"Man has made his newest predator"

-- tagline from ads                                                        


    The Host takes the familiar genre elements of many an Asian (mostly Japanese) monster movie and gives them an altogether fresh treatment in what is, in my opinion, the best ever in the genre and one of the finest horror films ever made. Written and directed by celebrated South Korean filmmaker Bong Joon-ho, this 2006 film will keep you guessing as the plot goes through one abrupt twist after another, with plenty of scares along the way, all the while building to a surprising and emotional climax. This is great film-making in action. Hopefully the American remake, currently in some stage of production, will achieve some part of its quality.

    It begins in 2000, on a U.S. Army base in South Korea, where a callous American officer (Scott Wilson) orders a Korean subordinate to pour several hundred bottles of old formaldehyde down a drain that empties into the Han River. A year or two later, a couple of fishermen catch but lose a small, mutated, fish-like creature in the river. A few more years later, a huge mutant creature emerges from the watery depths and begins terrorizing the crowds along its park-like banks. The action scenes at this early stage of the movie are excellent and are larded with bits of sly humor. It is also striking that the monster is revealed in full at this early point in the film, rather than slowly building up to a shocking revelation much later as is the usual strategy in monster movies. The wise viewer realizes already at this point that The Host is not going to be your typical monster flic.

    Among those on the scene when the creature emerges are three members of the dysfunctional Park family: Grandfather Hee-bong (Byun Hee-bong), a recovered alcoholic who runs a food stand beside the Han River. His eldest son, Gang-du (Song Kang-ho), an idler who's constantly falling asleep on the job. And Gang-du's precocious 13-year-old daughter, Hyun-seo (Ko A-sung), whose mother abandoned spouse and child as soon as their daughter was born.

    Gang-du is among the crowd of curious onlookers looking at the creature when it attacks. He and an off-duty American soldier show courage in attempting to rescue people from the rampaging monster but their efforts lead to the American's death. As Gang-du is forced to run from the monster, he sees Hyun-seo emerge from the snack bar, unaware of the danger. He tries to lead her to safety but they becomes separated in the surging crowd fleeing the monster. With a whip of its massive prehensile tail the monster snaps the hapless girl into the air and carries her away, alive and kicking as they plunge beneath the waters of the Han.

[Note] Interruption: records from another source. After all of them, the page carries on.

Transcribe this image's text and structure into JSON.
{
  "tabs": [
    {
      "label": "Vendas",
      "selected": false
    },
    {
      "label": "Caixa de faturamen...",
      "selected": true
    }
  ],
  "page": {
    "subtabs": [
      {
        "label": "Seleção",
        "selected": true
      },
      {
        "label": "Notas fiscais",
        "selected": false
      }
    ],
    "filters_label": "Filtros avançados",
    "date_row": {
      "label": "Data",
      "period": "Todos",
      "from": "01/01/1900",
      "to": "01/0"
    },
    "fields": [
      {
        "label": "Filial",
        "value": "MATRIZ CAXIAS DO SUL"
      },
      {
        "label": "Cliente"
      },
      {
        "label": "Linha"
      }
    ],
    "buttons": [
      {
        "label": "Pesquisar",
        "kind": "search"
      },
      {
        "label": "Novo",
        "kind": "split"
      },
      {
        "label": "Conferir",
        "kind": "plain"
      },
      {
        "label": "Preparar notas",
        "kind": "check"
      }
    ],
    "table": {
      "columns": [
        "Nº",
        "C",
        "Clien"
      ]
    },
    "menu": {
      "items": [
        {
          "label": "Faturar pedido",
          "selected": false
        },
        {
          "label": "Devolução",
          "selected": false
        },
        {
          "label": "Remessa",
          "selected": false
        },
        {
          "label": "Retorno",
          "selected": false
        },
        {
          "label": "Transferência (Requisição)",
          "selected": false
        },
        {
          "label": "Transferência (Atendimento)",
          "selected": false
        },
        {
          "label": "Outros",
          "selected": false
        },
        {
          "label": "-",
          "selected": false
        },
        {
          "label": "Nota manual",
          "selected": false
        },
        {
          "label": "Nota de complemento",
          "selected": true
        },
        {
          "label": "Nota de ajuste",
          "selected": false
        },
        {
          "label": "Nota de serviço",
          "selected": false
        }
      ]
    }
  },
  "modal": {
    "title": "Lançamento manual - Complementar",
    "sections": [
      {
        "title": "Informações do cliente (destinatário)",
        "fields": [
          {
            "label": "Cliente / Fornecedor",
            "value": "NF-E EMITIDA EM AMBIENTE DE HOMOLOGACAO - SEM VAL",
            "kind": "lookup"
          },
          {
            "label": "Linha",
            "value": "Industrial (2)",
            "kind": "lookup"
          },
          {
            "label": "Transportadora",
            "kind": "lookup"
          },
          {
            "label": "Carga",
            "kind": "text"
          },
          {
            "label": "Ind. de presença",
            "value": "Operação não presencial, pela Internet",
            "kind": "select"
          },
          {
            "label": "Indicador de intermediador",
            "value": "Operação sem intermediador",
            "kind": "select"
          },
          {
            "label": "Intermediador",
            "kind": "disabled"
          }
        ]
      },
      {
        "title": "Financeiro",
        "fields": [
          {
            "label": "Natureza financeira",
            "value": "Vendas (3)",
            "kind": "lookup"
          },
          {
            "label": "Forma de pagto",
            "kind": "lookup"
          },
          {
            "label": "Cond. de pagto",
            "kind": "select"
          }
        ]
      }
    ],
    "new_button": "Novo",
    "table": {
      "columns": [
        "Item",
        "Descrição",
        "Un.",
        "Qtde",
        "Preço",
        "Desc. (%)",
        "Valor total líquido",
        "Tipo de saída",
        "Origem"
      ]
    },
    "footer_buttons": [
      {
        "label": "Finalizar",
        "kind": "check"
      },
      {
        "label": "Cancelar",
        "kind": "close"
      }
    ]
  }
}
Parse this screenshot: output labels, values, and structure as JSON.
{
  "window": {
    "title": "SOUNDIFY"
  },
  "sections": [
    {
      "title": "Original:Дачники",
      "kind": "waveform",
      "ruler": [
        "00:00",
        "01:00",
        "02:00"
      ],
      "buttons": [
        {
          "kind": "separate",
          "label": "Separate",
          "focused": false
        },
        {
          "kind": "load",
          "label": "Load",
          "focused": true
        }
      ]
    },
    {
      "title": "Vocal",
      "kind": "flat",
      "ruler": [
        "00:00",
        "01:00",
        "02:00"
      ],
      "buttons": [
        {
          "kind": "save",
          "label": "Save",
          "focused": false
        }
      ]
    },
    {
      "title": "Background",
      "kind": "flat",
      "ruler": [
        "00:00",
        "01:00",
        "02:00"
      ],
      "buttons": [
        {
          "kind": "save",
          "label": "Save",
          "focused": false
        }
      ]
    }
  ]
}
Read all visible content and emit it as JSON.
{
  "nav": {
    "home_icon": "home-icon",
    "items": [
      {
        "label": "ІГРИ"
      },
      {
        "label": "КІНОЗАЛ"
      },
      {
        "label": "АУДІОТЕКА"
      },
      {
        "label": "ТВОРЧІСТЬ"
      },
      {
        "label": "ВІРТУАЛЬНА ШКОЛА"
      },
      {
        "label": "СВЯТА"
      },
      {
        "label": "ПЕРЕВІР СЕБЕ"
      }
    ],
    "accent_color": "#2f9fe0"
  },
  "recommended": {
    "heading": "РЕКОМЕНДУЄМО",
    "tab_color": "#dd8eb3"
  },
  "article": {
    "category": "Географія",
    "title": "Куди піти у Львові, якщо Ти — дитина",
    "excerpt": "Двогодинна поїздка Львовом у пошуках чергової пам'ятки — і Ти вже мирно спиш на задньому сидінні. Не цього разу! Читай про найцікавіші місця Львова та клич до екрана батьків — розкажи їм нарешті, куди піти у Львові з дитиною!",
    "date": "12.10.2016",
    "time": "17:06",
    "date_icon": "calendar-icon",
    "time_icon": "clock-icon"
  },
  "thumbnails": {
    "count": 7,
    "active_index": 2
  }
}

    As they grieve for the child the believe dead, the family is rounded out by another son, Nam-il (Park Hae-il), who is an unemployed university grad, and daughter Nam-joo (Bae Doo-na) who is an Olympic competition archer in need of a good sports psychologist or perhaps a prescription for some Valium®. As the families of the victims gather for a memorial service, government representatives in biohazard suits arrive demanding to know who has had direct contact with the creature. When Gang-du raises his hand, because some of the monster's blood splashed on his face during his battle with it, the family is dragged away to a hospital for quarantine. The Korean government announces that the monster is the host (hence the film's title) of an unknown and deadly virus.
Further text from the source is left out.